Brisbane Lions football boss David Noble (left) and coach Chris Fagan smile during a press conference at the Gabba. DAVE HUNT

New Lions boss wants 'selfless brand of football'

AFL: One of Chris Fagan's first duties as Brisbane Lions senior coach will be to get around and meet the players, in particular his skipper.

Before being officially announced as Justin Leppitsch's replacement, the 55-year-old had been introduced to heart-and-soul player Dayne Zorko "out in the corridor” and young rookie Reuben William "in the gym”.

A catch-up with captain Tom Rockliff, not to mention experienced wingman Pearce Hanley, surely won't be too far down the track.

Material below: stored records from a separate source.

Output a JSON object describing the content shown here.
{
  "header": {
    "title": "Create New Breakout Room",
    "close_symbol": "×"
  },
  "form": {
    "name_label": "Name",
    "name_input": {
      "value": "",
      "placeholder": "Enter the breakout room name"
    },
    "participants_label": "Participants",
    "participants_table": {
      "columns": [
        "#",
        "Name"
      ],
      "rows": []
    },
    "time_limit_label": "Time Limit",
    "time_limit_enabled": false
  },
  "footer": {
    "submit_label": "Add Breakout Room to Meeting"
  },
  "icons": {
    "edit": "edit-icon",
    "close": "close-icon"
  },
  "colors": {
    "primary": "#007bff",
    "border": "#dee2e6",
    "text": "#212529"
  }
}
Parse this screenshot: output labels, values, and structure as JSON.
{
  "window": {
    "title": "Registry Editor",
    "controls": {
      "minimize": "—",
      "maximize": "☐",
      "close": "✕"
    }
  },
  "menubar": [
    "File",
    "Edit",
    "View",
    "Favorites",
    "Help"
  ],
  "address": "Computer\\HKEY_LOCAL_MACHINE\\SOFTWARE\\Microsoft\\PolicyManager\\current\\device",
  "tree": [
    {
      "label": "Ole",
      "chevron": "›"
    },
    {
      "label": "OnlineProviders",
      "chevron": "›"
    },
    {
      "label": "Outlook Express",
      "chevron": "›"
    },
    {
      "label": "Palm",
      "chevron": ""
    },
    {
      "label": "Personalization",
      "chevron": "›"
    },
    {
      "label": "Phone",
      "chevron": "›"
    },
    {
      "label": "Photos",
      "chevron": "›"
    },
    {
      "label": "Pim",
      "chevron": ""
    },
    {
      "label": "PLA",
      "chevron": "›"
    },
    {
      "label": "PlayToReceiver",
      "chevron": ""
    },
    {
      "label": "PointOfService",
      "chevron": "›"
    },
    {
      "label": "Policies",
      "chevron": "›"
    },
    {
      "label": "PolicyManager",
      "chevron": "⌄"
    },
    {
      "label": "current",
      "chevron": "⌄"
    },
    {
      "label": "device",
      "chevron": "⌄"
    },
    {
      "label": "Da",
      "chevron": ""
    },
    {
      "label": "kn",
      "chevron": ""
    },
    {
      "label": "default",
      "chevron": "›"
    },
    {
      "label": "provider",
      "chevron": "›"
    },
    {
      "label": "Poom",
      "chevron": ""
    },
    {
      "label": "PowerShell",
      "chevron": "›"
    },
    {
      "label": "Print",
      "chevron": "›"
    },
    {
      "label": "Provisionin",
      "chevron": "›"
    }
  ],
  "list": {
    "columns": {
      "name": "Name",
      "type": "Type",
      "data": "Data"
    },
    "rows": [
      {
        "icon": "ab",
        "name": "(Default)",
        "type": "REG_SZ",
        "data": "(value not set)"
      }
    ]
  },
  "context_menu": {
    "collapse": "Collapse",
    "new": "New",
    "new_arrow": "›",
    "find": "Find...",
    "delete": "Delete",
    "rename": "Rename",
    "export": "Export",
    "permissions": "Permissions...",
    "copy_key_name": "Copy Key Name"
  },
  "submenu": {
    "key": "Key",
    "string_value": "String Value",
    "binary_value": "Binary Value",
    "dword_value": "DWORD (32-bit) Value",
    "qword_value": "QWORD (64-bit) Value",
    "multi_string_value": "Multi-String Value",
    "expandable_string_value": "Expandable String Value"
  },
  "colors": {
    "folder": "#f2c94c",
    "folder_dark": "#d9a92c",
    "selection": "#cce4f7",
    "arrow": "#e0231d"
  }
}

With both players trade targets by rival clubs, Fagan will need to know whether they will want to be a part of his new regime - one that has to provide hope to both players and fans of the battling club.

"I'm looking forward to meeting him and getting to know him,” Fagan said of Rockliff.

With trade period to start next week, it will be the priority for the Lions' new leadership of football boss David Noble, from Adelaide, and Fagan, from Hawthorn.

"It's fair to say we're open to anything and everything,” Noble told reporters. "Chris and I need to get our feet under the table first.”

Once the Lions determine who's on board, Fagan will go to work on the toughest job in football - making the Lions "relevant” again.

"I'm not too worried about what's happened in the past,” Fagan said. "I'm more concerned about the future.

"As we've seen with the Bulldogs, things can turn around pretty quickly.”

Fagan arrives directly from the Hawks, who he joined in 2007, firstly as director of coaching and then head of football operations, working side by side with head coach Alastair Clarkson to deliver four premierships.

One of his roles at Waverley Park was to coach the coaches, including Luke Beveridge, Adam Simpson, Leon Cameron, Brendon Bolton and Damien Hardwick.

He now gets to the take the reins of an entire club in need of a mature head and looking for dramatic improvement across the board.

"The opportunity to work with a young list was enticing and to build culture at the club. Obviously on top of that is performance,” Fagan said.

"That's what I enjoy most, seeing young people improve.”

The Lions have finished second-last the past two years, but do have a wealth of promising youngsters as well as access to a growing academy.

"I was fortunate enough to sit in the Hawthorn coach's box for nine years ... I've learnt a lot. I'll bring all those experiences to the club,” Fagan said.

"We'll try and get consistent effort. That's what the fans want, they want to see the players play their heart out every week.

"I love a team that plays a selfless brand of football. That's what I've become used to. Hawthorn were the benchmark ... a place where the players sacrifice and care for each other.”